The Federal Government has concluded arrangements with the United Kingdom (UK) to understudy the cleanup and remediation programme of Ogoniland, which has been a victim of environmental degradation for decades.
The United Nations Environment Programme (UNEP) is facilitating the visit to enable government evaluate the project with international best practices for cleanup of contaminated sites.
Minister of Environment, Suleiman Hassan Zarma, in a statement in Abuja, noted that experts have argued that restoration of Ogoniland initiated by the Federal Government could be the world’s most complex and longest cleanup exercise.

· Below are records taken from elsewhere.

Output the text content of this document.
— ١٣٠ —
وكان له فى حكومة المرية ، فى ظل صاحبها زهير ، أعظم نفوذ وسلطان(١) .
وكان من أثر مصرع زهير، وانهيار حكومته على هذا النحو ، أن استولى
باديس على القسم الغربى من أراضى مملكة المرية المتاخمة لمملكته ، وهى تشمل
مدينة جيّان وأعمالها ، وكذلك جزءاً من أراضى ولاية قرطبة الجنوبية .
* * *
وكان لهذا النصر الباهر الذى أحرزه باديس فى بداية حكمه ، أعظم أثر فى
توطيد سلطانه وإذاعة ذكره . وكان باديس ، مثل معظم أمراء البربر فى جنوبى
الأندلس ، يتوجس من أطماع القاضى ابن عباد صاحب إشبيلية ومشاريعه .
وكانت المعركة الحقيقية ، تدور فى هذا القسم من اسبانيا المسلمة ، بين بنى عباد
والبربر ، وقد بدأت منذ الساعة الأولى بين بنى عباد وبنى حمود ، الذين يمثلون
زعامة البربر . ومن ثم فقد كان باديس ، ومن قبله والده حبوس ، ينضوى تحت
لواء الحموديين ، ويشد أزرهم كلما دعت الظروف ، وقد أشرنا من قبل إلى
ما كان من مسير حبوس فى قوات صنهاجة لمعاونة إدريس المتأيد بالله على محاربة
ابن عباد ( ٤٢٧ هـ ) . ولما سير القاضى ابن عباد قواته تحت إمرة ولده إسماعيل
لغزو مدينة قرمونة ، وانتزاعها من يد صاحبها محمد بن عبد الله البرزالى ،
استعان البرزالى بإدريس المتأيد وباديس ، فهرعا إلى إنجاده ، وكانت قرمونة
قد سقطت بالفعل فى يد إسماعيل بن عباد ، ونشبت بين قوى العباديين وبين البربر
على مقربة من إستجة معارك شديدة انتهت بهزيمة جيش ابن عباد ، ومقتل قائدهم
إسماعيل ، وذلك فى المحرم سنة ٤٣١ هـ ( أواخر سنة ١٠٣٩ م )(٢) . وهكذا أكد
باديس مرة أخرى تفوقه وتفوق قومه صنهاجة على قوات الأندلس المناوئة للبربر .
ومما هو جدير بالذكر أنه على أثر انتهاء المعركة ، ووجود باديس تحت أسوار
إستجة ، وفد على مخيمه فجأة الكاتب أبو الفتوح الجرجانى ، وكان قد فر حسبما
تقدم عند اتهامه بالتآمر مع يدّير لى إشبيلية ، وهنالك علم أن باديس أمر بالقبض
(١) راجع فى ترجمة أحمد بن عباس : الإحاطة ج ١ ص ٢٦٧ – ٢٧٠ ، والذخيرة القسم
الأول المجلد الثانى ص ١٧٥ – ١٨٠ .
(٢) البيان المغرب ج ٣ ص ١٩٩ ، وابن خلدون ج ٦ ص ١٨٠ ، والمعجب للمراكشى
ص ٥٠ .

He explained that UNEP assessed the extent and severity of the contamination in 2011 and found widespread pollution due to oil production spanning several decades in the Niger Delta region.
He also explained that government was committed to following its recommendations, which underscored President Muhammadu Buhari’s resolve to restore livelihood in Ogoniland.
The statement added that the creation of the Hydrocarbon Pollution Remediation Project (HYPREP), charged with managing the cleanup process, was meant to achieve better delivery.
It also disclosed that the minister was a prominent member of HYPREP’s Governing Council, adding that he was among other senior stakeholders on working visits to five sites in the UK.
The sites are, Biogénie’s Trecatti and Redhill soil treatment facilities in South Wales and South East England, Coed Darcy regeneration project in South Wales, former Avenue Coking Works in East Midlands and ALS Laboratories in North West England.
The team will also visit Chester Laboratory in North West England, which would focus on quality, accreditation, sample preparation and analysis of petroleum hydrocarbons, reporting and interpretation of analysis.
Delegates will have the opportunity to tour the modern laboratory facility and identify aspects that could be replicated in Nigeria to increase the overall quality of local laboratories.
Biogénie’s Trecatti contaminated soil treatment facility in Merthyr Tydfil in South Wales is capable of cleaning up a variety of contaminants with specific focus on soils impacted by petroleum hydrocarbons, among others.
However, by 2027, the redeveloped site would be transformed into a new £1.2 billion village that would accommodate no fewer than 10,000 people. The UNEP’s 2011 Environmental Assessment of Ogoniland evaluated to that bring back ecosystems to full productive health could take up to 30 years.
The report had recommended $1 billion for the first five years of remediation activities and once complete, the cleanup of Ogoniland could serve as a model for replication in both Nigeria and the region.